Ed News in Brief

, Bethany Stotts, Leave a comment

Radical Teachers at NEA:

According to Michelle Malkin, the National Education Association is recommending two of Saul Alinsky’s books,  Reveille for Radicals and Rules for Radicals, to member teachers. “An inspiration to anyone contemplating action in their community! And to every organizer!” states the NEA webpage (emphasis original).

This might explain some of the things we’ve found the NEA supporting over the last couple years.

Government Organizes Children for 2010 Census:

Meanwhile, the U.S. Census Bureau has launched its own curriculum to promote the 2010 Census, and the voluntary school worksheets might just illuminate the type of community organizing promoted by public school teachers. In the “Community Power” worksheet designed by Scholastic Inc., 7th and 8th grade students are encouraged to “…work with the members of your group and brainstorm ways to help convince people in your community about the importance of the census.”

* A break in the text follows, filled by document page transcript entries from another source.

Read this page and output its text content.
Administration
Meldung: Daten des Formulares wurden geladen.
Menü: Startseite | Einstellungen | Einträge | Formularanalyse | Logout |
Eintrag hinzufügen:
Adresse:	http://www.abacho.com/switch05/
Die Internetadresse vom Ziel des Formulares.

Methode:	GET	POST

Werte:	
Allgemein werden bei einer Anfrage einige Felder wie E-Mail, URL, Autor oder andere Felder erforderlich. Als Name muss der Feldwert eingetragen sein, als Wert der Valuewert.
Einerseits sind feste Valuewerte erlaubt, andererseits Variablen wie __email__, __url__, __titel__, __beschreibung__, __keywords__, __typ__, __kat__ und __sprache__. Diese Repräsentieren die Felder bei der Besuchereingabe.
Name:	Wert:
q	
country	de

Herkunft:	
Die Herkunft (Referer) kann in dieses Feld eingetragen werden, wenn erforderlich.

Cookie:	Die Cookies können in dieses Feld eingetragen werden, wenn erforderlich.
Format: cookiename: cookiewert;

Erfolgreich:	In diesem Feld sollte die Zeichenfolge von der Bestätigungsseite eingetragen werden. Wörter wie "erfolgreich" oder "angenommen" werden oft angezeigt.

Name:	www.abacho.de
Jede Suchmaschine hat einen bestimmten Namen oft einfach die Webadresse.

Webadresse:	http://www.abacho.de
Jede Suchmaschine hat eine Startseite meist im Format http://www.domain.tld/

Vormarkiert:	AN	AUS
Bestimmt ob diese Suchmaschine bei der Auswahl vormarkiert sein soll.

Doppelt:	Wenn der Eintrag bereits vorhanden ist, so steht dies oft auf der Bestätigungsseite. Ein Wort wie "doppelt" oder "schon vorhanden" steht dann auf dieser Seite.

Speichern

Another worksheet instructs students to “develop an information campaign about the 2010 Census” and “Select a method to share your information such as: presentations at a PTA/PTO meeting, presentation software, web page, blogs, radio or television announcements, or newspaper editorials.”

The campaign, “Census in Schools,” launched today at Digital Harbor High School in Baltimore.

H1N1 Vaccine not so voluntary in NY schools:

The NY Daily News reported on Friday that New York public schools have administered the H1N1 vaccine to two students without parental permission. One girl at Public School 335, Nikiyah Torres-Pierre, was rushed to the hospital due an alleged allergic reaction to the shot.

The kicker: the nurse didn’t check Nikiyah’s name before administering the shot and after her bad reaction “tried to get [the mom] to sign a consent form, after the fact” (emphasis added).

Similarly, a “student at PS 65 in Staten Island also received the vaccine without parental permission on Wednesday, but officials gave no further details.”

Bethany Stotts is a staff writer at Accuracy in Academia.